Ruby and a pocket watch, or stand in awe (that’s all meant to be rhyming slang)
I suspect this is entirely too late to be of any use to anyone, but it was awesome, so it seems like the sort of thing one ought to mention…
In early November I was extremely fortunate to be invited to a whisky tasting dinner at the exceptional and renowned Quilon restaurant in Buckingham Gate. The purpose was threefold – to sample some of the delightful progressive west-coast Indian menu creations by Chef Sriram Aylur (and find out just what sort of tucker attracts a Michelin star), to sample a brace of 4 absolutely stunning and unusual whiskies, and to be led through those whiskies by renowned whisky author, journalist, and former editor of Whisky Magazine, Dominic Roskrow – whilst at the same time benefitting from his considerable experience and expertise in the business, and to find out a bit about his newly published book, The World’s Best Whiskies.
After a nice relaxing cocktail christened “The Bonnie Blush” (mixed from lemon juice, crème de muire, champagne, blackcurrent jam and Johnnie Walker Black Label) we relaxed in for a culinary trip to Oz (the land with the wizard and munchkins and stuff, not the big dry continent that I’m from) which brought colour, vibrancy and exoticness into our lives for a couple of hours. Exoticness doesn’t look right. I think it should be “exoticicity”, or something. But it isn’t. Anyway.
The first whisky off the blocks was, appropriately, an Amrut double-cask. If there was ever any doubt about the pedigree of whisky from India, Amrut have proven conclusively that if you do something properly to can achieve spectacular results. Amalgamating tradition and innovation, Amrut use both barley imported to India from Scotland, and also grown locally in Bangalore, to manufacture their spirit. Not an old whisky by traditional standards (with the oldest in the bottle being 7 years old), the heat and humidity in India mean that whiskies mature at a different rate to those in Scotland, which Amrut have used to their advantage. I found the Double Cask to be a nice spritely and sweet smelling drop with spice and vanilla notes, and an excellent way to awaken the palate, with a very pleasant short and slightly salty finish.
We segued into the next whisky – a 17 year old Macallan independently bottled under the Glenkeir Treasures label – which continued the lightness and hints of salt on the nose, but with water added took on a much creamier scent. By contrast the flavour was unexpectedly fruity, with kiwifruit and cactus making an appearance, and a lengthy finish.
Whiskey number 3 (which you can probably tell differs from the others by virtue of the fact I’ve rigorously stuck to my personal specifications for spelling) was a Hancock’s Reserve Single Barrel Bourbon, which my notes describe as “All the characteristics of a bourbon but without the imminent threat of violence”. Continuing in the developing fruity theme, flavours of pears and caramel were released from this gem from Kentucky.
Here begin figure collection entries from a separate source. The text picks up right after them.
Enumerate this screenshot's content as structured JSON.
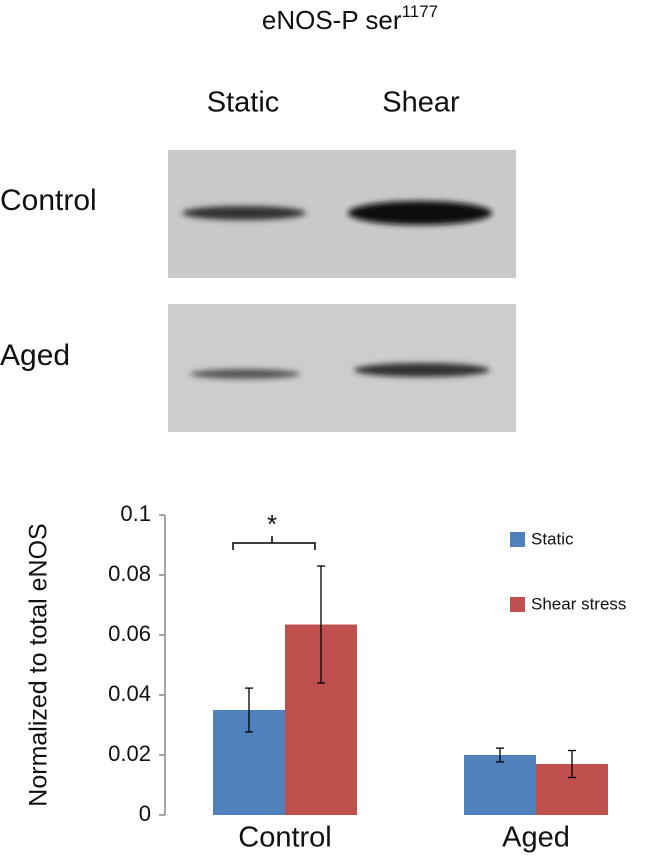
{
  "blot": {
    "title": "eNOS-P ser",
    "title_superscript": "1177",
    "columns": [
      "Static",
      "Shear"
    ],
    "rows": [
      "Control",
      "Aged"
    ]
  },
  "chart_data": {
    "type": "bar",
    "ylabel": "Normalized to total eNOS",
    "categories": [
      "Control",
      "Aged"
    ],
    "series": [
      {
        "name": "Static",
        "color": "#4f81bd",
        "values": [
          0.035,
          0.02
        ],
        "errors": [
          0.0073,
          0.0023
        ]
      },
      {
        "name": "Shear stress",
        "color": "#c0504d",
        "values": [
          0.0635,
          0.017
        ],
        "errors": [
          0.0195,
          0.0045
        ]
      }
    ],
    "ylim": [
      0,
      0.1
    ],
    "yticks": [
      0,
      0.02,
      0.04,
      0.06,
      0.08,
      0.1
    ],
    "annotation": "*",
    "legend": "right"
  }
}
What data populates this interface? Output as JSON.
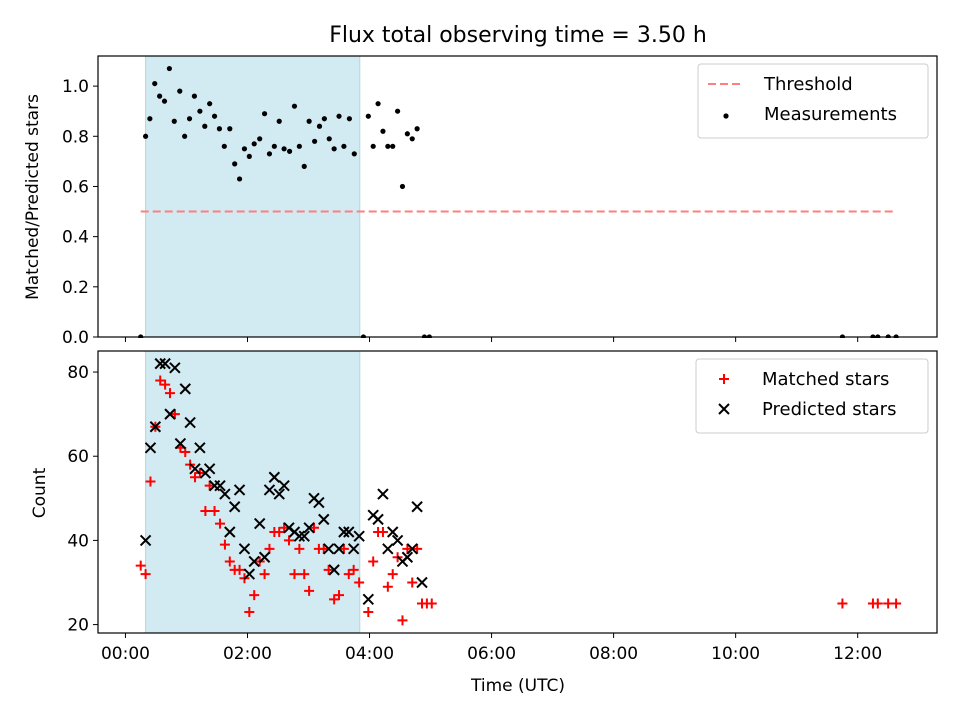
{
  "chart_data": [
    {
      "type": "scatter",
      "title": "Flux total observing time = 3.50 h",
      "ylabel": "Matched/Predicted stars",
      "xlabel": "",
      "xlim": [
        -0.45,
        13.3
      ],
      "ylim": [
        0,
        1.12
      ],
      "xticks": [
        0,
        2,
        4,
        6,
        8,
        10,
        12
      ],
      "yticks": [
        0.0,
        0.2,
        0.4,
        0.6,
        0.8,
        1.0
      ],
      "ytick_labels": [
        "0.0",
        "0.2",
        "0.4",
        "0.6",
        "0.8",
        "1.0"
      ],
      "shaded_span": [
        0.33,
        3.84
      ],
      "shaded_color": "#add8e6",
      "legend_position": "top-right",
      "threshold": {
        "name": "Threshold",
        "value": 0.5,
        "x_range": [
          0.25,
          12.6
        ],
        "color": "#ff7f7f",
        "style": "dashed"
      },
      "series": [
        {
          "name": "Measurements",
          "color": "#000000",
          "marker": "dot",
          "points": [
            [
              0.25,
              0.0
            ],
            [
              0.33,
              0.8
            ],
            [
              0.4,
              0.87
            ],
            [
              0.48,
              1.01
            ],
            [
              0.56,
              0.96
            ],
            [
              0.64,
              0.94
            ],
            [
              0.72,
              1.07
            ],
            [
              0.8,
              0.86
            ],
            [
              0.89,
              0.98
            ],
            [
              0.97,
              0.8
            ],
            [
              1.05,
              0.87
            ],
            [
              1.13,
              0.96
            ],
            [
              1.22,
              0.9
            ],
            [
              1.3,
              0.84
            ],
            [
              1.38,
              0.93
            ],
            [
              1.46,
              0.88
            ],
            [
              1.54,
              0.83
            ],
            [
              1.62,
              0.76
            ],
            [
              1.71,
              0.83
            ],
            [
              1.79,
              0.69
            ],
            [
              1.87,
              0.63
            ],
            [
              1.95,
              0.75
            ],
            [
              2.03,
              0.72
            ],
            [
              2.11,
              0.77
            ],
            [
              2.2,
              0.79
            ],
            [
              2.28,
              0.89
            ],
            [
              2.36,
              0.73
            ],
            [
              2.44,
              0.76
            ],
            [
              2.52,
              0.86
            ],
            [
              2.6,
              0.75
            ],
            [
              2.69,
              0.74
            ],
            [
              2.77,
              0.92
            ],
            [
              2.85,
              0.76
            ],
            [
              2.93,
              0.68
            ],
            [
              3.01,
              0.86
            ],
            [
              3.1,
              0.78
            ],
            [
              3.18,
              0.84
            ],
            [
              3.26,
              0.87
            ],
            [
              3.34,
              0.79
            ],
            [
              3.42,
              0.75
            ],
            [
              3.5,
              0.88
            ],
            [
              3.58,
              0.76
            ],
            [
              3.67,
              0.87
            ],
            [
              3.75,
              0.73
            ],
            [
              3.9,
              0.0
            ],
            [
              3.98,
              0.88
            ],
            [
              4.06,
              0.76
            ],
            [
              4.14,
              0.93
            ],
            [
              4.22,
              0.82
            ],
            [
              4.3,
              0.76
            ],
            [
              4.38,
              0.76
            ],
            [
              4.46,
              0.9
            ],
            [
              4.54,
              0.6
            ],
            [
              4.62,
              0.81
            ],
            [
              4.7,
              0.79
            ],
            [
              4.78,
              0.83
            ],
            [
              4.9,
              0.0
            ],
            [
              4.98,
              0.0
            ],
            [
              11.75,
              0.0
            ],
            [
              12.25,
              0.0
            ],
            [
              12.33,
              0.0
            ],
            [
              12.5,
              0.0
            ],
            [
              12.63,
              0.0
            ]
          ]
        }
      ]
    },
    {
      "type": "scatter",
      "title": "",
      "ylabel": "Count",
      "xlabel": "Time (UTC)",
      "xlim": [
        -0.45,
        13.3
      ],
      "ylim": [
        18,
        85
      ],
      "xticks": [
        0,
        2,
        4,
        6,
        8,
        10,
        12
      ],
      "xtick_labels": [
        "00:00",
        "02:00",
        "04:00",
        "06:00",
        "08:00",
        "10:00",
        "12:00"
      ],
      "yticks": [
        20,
        40,
        60,
        80
      ],
      "ytick_labels": [
        "20",
        "40",
        "60",
        "80"
      ],
      "shaded_span": [
        0.33,
        3.84
      ],
      "shaded_color": "#add8e6",
      "legend_position": "top-right",
      "series": [
        {
          "name": "Matched stars",
          "color": "#ff0000",
          "marker": "plus",
          "points": [
            [
              0.25,
              34
            ],
            [
              0.33,
              32
            ],
            [
              0.41,
              54
            ],
            [
              0.49,
              67
            ],
            [
              0.57,
              78
            ],
            [
              0.65,
              77
            ],
            [
              0.73,
              75
            ],
            [
              0.81,
              70
            ],
            [
              0.9,
              62
            ],
            [
              0.98,
              61
            ],
            [
              1.06,
              58
            ],
            [
              1.14,
              55
            ],
            [
              1.22,
              56
            ],
            [
              1.31,
              47
            ],
            [
              1.38,
              53
            ],
            [
              1.46,
              47
            ],
            [
              1.55,
              44
            ],
            [
              1.63,
              39
            ],
            [
              1.71,
              35
            ],
            [
              1.79,
              33
            ],
            [
              1.87,
              33
            ],
            [
              1.95,
              31
            ],
            [
              2.03,
              23
            ],
            [
              2.11,
              27
            ],
            [
              2.2,
              35
            ],
            [
              2.28,
              32
            ],
            [
              2.36,
              38
            ],
            [
              2.44,
              42
            ],
            [
              2.52,
              42
            ],
            [
              2.6,
              43
            ],
            [
              2.68,
              40
            ],
            [
              2.77,
              32
            ],
            [
              2.85,
              38
            ],
            [
              2.93,
              32
            ],
            [
              3.01,
              28
            ],
            [
              3.09,
              43
            ],
            [
              3.17,
              38
            ],
            [
              3.25,
              38
            ],
            [
              3.33,
              33
            ],
            [
              3.42,
              26
            ],
            [
              3.5,
              27
            ],
            [
              3.58,
              38
            ],
            [
              3.66,
              32
            ],
            [
              3.74,
              33
            ],
            [
              3.83,
              30
            ],
            [
              3.98,
              23
            ],
            [
              4.06,
              35
            ],
            [
              4.14,
              42
            ],
            [
              4.22,
              42
            ],
            [
              4.3,
              29
            ],
            [
              4.38,
              32
            ],
            [
              4.46,
              36
            ],
            [
              4.54,
              21
            ],
            [
              4.62,
              38
            ],
            [
              4.7,
              30
            ],
            [
              4.78,
              38
            ],
            [
              4.86,
              25
            ],
            [
              4.94,
              25
            ],
            [
              5.02,
              25
            ],
            [
              11.75,
              25
            ],
            [
              12.25,
              25
            ],
            [
              12.33,
              25
            ],
            [
              12.5,
              25
            ],
            [
              12.63,
              25
            ]
          ]
        },
        {
          "name": "Predicted stars",
          "color": "#000000",
          "marker": "x",
          "points": [
            [
              0.33,
              40
            ],
            [
              0.41,
              62
            ],
            [
              0.49,
              67
            ],
            [
              0.57,
              82
            ],
            [
              0.65,
              82
            ],
            [
              0.73,
              70
            ],
            [
              0.81,
              81
            ],
            [
              0.9,
              63
            ],
            [
              0.98,
              76
            ],
            [
              1.06,
              68
            ],
            [
              1.14,
              57
            ],
            [
              1.22,
              62
            ],
            [
              1.31,
              56
            ],
            [
              1.38,
              57
            ],
            [
              1.46,
              53
            ],
            [
              1.55,
              53
            ],
            [
              1.63,
              51
            ],
            [
              1.71,
              42
            ],
            [
              1.79,
              48
            ],
            [
              1.87,
              52
            ],
            [
              1.95,
              38
            ],
            [
              2.03,
              32
            ],
            [
              2.11,
              35
            ],
            [
              2.2,
              44
            ],
            [
              2.28,
              36
            ],
            [
              2.36,
              52
            ],
            [
              2.44,
              55
            ],
            [
              2.52,
              51
            ],
            [
              2.6,
              53
            ],
            [
              2.68,
              43
            ],
            [
              2.77,
              42
            ],
            [
              2.85,
              41
            ],
            [
              2.93,
              41
            ],
            [
              3.01,
              43
            ],
            [
              3.09,
              50
            ],
            [
              3.17,
              49
            ],
            [
              3.25,
              45
            ],
            [
              3.33,
              38
            ],
            [
              3.42,
              33
            ],
            [
              3.5,
              38
            ],
            [
              3.58,
              42
            ],
            [
              3.66,
              42
            ],
            [
              3.74,
              38
            ],
            [
              3.83,
              41
            ],
            [
              3.98,
              26
            ],
            [
              4.06,
              46
            ],
            [
              4.14,
              45
            ],
            [
              4.22,
              51
            ],
            [
              4.3,
              38
            ],
            [
              4.38,
              42
            ],
            [
              4.46,
              40
            ],
            [
              4.54,
              35
            ],
            [
              4.62,
              36
            ],
            [
              4.7,
              38
            ],
            [
              4.78,
              48
            ],
            [
              4.86,
              30
            ]
          ]
        }
      ]
    }
  ]
}
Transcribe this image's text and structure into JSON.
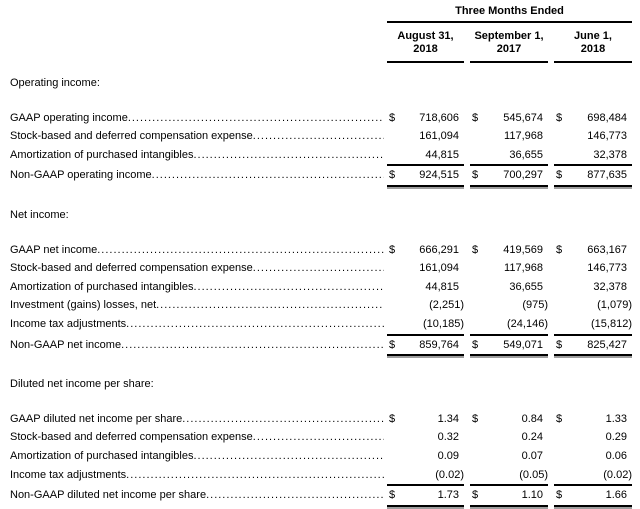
{
  "table": {
    "currency_symbol": "$",
    "span_header": "Three Months Ended",
    "columns": [
      {
        "date_line1": "August 31,",
        "date_line2": "2018"
      },
      {
        "date_line1": "September 1,",
        "date_line2": "2017"
      },
      {
        "date_line1": "June 1,",
        "date_line2": "2018"
      }
    ],
    "sections": [
      {
        "title": "Operating income:",
        "rows": [
          {
            "label": "GAAP operating income",
            "dollar": true,
            "total": false,
            "values": [
              "718,606",
              "545,674",
              "698,484"
            ]
          },
          {
            "label": "Stock-based and deferred compensation expense",
            "dollar": false,
            "total": false,
            "values": [
              "161,094",
              "117,968",
              "146,773"
            ]
          },
          {
            "label": "Amortization of purchased intangibles",
            "dollar": false,
            "total": false,
            "values": [
              "44,815",
              "36,655",
              "32,378"
            ]
          },
          {
            "label": "Non-GAAP operating income",
            "dollar": true,
            "total": true,
            "values": [
              "924,515",
              "700,297",
              "877,635"
            ]
          }
        ]
      },
      {
        "title": "Net income:",
        "rows": [
          {
            "label": "GAAP net income",
            "dollar": true,
            "total": false,
            "values": [
              "666,291",
              "419,569",
              "663,167"
            ]
          },
          {
            "label": "Stock-based and deferred compensation expense",
            "dollar": false,
            "total": false,
            "values": [
              "161,094",
              "117,968",
              "146,773"
            ]
          },
          {
            "label": "Amortization of purchased intangibles",
            "dollar": false,
            "total": false,
            "values": [
              "44,815",
              "36,655",
              "32,378"
            ]
          },
          {
            "label": "Investment (gains) losses, net",
            "dollar": false,
            "total": false,
            "values": [
              "(2,251)",
              "(975)",
              "(1,079)"
            ]
          },
          {
            "label": "Income tax adjustments",
            "dollar": false,
            "total": false,
            "values": [
              "(10,185)",
              "(24,146)",
              "(15,812)"
            ]
          },
          {
            "label": "Non-GAAP net income",
            "dollar": true,
            "total": true,
            "values": [
              "859,764",
              "549,071",
              "825,427"
            ]
          }
        ]
      },
      {
        "title": "Diluted net income per share:",
        "rows": [
          {
            "label": "GAAP diluted net income per share",
            "dollar": true,
            "total": false,
            "values": [
              "1.34",
              "0.84",
              "1.33"
            ]
          },
          {
            "label": "Stock-based and deferred compensation expense",
            "dollar": false,
            "total": false,
            "values": [
              "0.32",
              "0.24",
              "0.29"
            ]
          },
          {
            "label": "Amortization of purchased intangibles",
            "dollar": false,
            "total": false,
            "values": [
              "0.09",
              "0.07",
              "0.06"
            ]
          },
          {
            "label": "Income tax adjustments",
            "dollar": false,
            "total": false,
            "values": [
              "(0.02)",
              "(0.05)",
              "(0.02)"
            ]
          },
          {
            "label": "Non-GAAP diluted net income per share",
            "dollar": true,
            "total": true,
            "values": [
              "1.73",
              "1.10",
              "1.66"
            ]
          }
        ]
      }
    ]
  }
}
With reverent tones Dominic poured us our 4th and final dram of the evening, the 1982 Karuizawa 10yo from The Whisky Exchange – a privilege in a glass, and exemplifying all the reasons why people get into single malt whisky, revealing fascinating elements of matches and mushrooms in the vapour, delivering rich burnt sugar flavours amid wood, and leaving with a long, gentle but firm finish.
In actual fact there was no reason it had to be the final whisky of the night, as Quilon boasts an impressive whisky list of a further 50 options – however having only been to The Whisky Show a couple of days beforehand my liver was screaming for a rest.
Following the whisky tasting we were treated to a 3 course selection from the incredible menu – the starters pictured above were a journey through flavour country, at once rich yet subtle, and each a culinary explosion. Though a self-confessed chicken enthusiast I had to concede that the fish was nothing short of amazing. If I had to criticise anything about the shared main courses, a selection of curries & meat dishes, it’s that the portions were sensibly sized, rather than the excessive heap one wishes one had when presented with this sort of amazingness. The spiced icecream selection we finished up with was perfect, unusual and interesting.
As my colleague Billy – who, if I’m honest, wrote a far better review of the evening – and I were among the remaining stragglers we had a good chance to chat with Dominic and the Chef Sriram (who took great delight in joining us in a snifter of the Karuizawa).
Tickets for the dinner on February 1st are available from the restaurant for ￡59.50 per person, and represent excellent value. If you’re a fan of taste exploration this is a tremendous opportunity.